Pero remontémonos un poco: veamos por qué, para un presidente, es importante sacar leyes adelante. Si examinamos las cosas por las que se les recuerda, muchas veces nos encontraremos con que lo que más huella ha dejado es alguna ley de importancia trascendental. El New Deal de Roosevelt, el Sistema de Autopistas Interestatales de Eisenhower, la Ley de Derechos Civiles de Kennedy y Johnson, la Ley de Sanidad Asequible de Obama. No todos consiguen dejar un legado legislativo memorable. Por ejemplo, a Nixon se le recuerda sobre todo por el Watergate, y mucho menos por crear la Agencia de Protección Medioambiental (EPA en sus siglas en inglés) que Trump está intentando desmontar ahora, o por el Título IX, que consagró la igualdad de género en la educación y, entre otras cosas, dio a las niñas igualdad de oportunidades en las subvenciones de programas deportivos. Y a veces, cuando recordamos un logro legislativo, no es para bien: es el caso de la Ley Patriótica de George w. Bush.

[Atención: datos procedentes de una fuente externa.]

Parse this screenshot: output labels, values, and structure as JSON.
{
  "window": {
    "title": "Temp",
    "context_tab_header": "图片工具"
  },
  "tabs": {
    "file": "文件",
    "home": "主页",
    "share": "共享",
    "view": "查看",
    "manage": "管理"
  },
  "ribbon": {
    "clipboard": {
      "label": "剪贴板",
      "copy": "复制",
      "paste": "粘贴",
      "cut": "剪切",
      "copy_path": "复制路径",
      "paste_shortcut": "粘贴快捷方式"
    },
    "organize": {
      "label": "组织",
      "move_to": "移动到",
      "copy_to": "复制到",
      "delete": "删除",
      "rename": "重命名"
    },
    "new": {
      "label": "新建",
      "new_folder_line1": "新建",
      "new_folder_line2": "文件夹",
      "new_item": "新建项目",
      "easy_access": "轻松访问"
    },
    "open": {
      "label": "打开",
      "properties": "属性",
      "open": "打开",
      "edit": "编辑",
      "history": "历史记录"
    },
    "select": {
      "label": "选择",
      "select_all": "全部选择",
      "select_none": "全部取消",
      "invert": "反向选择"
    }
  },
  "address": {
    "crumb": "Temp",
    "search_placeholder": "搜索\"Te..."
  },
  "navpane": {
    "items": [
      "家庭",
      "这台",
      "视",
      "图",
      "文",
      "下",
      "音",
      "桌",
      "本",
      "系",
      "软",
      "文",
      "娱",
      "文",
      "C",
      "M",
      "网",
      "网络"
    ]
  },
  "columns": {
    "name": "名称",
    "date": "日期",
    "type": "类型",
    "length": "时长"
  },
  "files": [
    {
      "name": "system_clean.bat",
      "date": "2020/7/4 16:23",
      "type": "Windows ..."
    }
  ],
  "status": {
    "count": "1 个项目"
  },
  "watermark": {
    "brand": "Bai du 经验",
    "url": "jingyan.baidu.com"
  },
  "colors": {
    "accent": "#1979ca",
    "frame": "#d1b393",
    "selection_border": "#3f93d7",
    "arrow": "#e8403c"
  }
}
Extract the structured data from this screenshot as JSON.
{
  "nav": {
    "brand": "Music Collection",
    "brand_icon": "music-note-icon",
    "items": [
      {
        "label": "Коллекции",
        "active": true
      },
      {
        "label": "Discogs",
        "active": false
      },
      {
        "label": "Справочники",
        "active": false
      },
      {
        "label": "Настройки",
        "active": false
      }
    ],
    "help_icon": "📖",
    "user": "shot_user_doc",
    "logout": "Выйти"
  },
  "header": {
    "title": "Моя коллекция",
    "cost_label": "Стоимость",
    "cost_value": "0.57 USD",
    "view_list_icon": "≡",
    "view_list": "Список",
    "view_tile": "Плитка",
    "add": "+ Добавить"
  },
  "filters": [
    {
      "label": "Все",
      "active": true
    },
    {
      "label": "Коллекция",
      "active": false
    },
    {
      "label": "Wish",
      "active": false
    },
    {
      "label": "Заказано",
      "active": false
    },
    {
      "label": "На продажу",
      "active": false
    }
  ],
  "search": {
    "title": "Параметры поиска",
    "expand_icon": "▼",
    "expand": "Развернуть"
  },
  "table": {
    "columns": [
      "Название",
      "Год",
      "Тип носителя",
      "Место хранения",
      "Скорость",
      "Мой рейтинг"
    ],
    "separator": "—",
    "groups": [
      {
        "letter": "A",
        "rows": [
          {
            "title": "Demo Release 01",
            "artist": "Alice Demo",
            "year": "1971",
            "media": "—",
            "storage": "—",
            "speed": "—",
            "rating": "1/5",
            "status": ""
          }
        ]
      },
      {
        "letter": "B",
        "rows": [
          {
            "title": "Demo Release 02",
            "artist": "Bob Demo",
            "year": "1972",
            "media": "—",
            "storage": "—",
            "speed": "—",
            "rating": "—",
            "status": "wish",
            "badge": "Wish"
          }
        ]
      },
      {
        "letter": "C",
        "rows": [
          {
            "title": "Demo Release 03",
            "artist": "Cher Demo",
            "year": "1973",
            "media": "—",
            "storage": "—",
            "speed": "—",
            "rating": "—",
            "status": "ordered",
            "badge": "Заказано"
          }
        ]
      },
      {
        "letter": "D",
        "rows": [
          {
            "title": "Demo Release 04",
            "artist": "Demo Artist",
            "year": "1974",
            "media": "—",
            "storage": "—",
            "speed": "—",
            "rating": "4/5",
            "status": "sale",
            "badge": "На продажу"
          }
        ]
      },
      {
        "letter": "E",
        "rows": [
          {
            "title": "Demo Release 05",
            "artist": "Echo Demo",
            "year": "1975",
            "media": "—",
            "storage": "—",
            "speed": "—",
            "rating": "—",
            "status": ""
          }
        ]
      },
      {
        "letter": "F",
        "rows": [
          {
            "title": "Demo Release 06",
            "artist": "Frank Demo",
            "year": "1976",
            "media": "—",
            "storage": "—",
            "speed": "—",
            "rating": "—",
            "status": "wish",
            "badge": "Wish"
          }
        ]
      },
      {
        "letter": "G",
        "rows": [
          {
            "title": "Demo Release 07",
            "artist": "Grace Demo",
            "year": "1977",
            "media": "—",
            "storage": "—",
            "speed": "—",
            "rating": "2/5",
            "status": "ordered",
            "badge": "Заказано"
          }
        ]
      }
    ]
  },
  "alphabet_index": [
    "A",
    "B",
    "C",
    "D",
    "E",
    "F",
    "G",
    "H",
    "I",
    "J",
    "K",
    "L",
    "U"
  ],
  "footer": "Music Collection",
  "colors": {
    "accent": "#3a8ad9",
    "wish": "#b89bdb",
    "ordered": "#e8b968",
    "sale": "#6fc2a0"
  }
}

Los decretos —las órdenes ejecutivas—, a los que Obama tuvo que recurrir tantas veces durante los seis últimos años de su presidencia, no son duraderos. Un presidente posterior puede revocarlos, hacer modificaciones o incluir excepciones en cualquier momento. La construcción de un legado permanente —que es el objetivo de la mayoría de los líderes— se basa en acciones que perduren. Los acuerdos internacionales suelen entrar en esta categoría, pero están de capa caída desde que Trump retiró a EE UU del Acuerdo de París. Lo mismo sucede con los nombres escogidos para el Tribunal Supremo. Pero las leyes aprobadas son lo que tiene una repercusión más directa en las vidas de los estadounidenses y, por tanto, lo que más contribuye a construir el legado presidencial.

Por eso no fue de extrañar que, desde los primeros tiempos, se empezara a oír cómo presumían sobre todo lo que había conseguido Trump en el plano legislativo, sobre todo en una Casa Blanca tan aficionada a las fanfarronerías. El 25 de abril, el portavoz de la Casa Blanca (hoy ex portavoz) Sean Spicer anunció: “A pesar del histórico obstruccionismo de los demócratas del Senado, el Presidente ha trabajado con el Congreso para aprobar más leyes en sus 100 primeros días que ningún presidente desde Truman, y estas leyes cumplen sus promesas fundamentales al pueblo americano”.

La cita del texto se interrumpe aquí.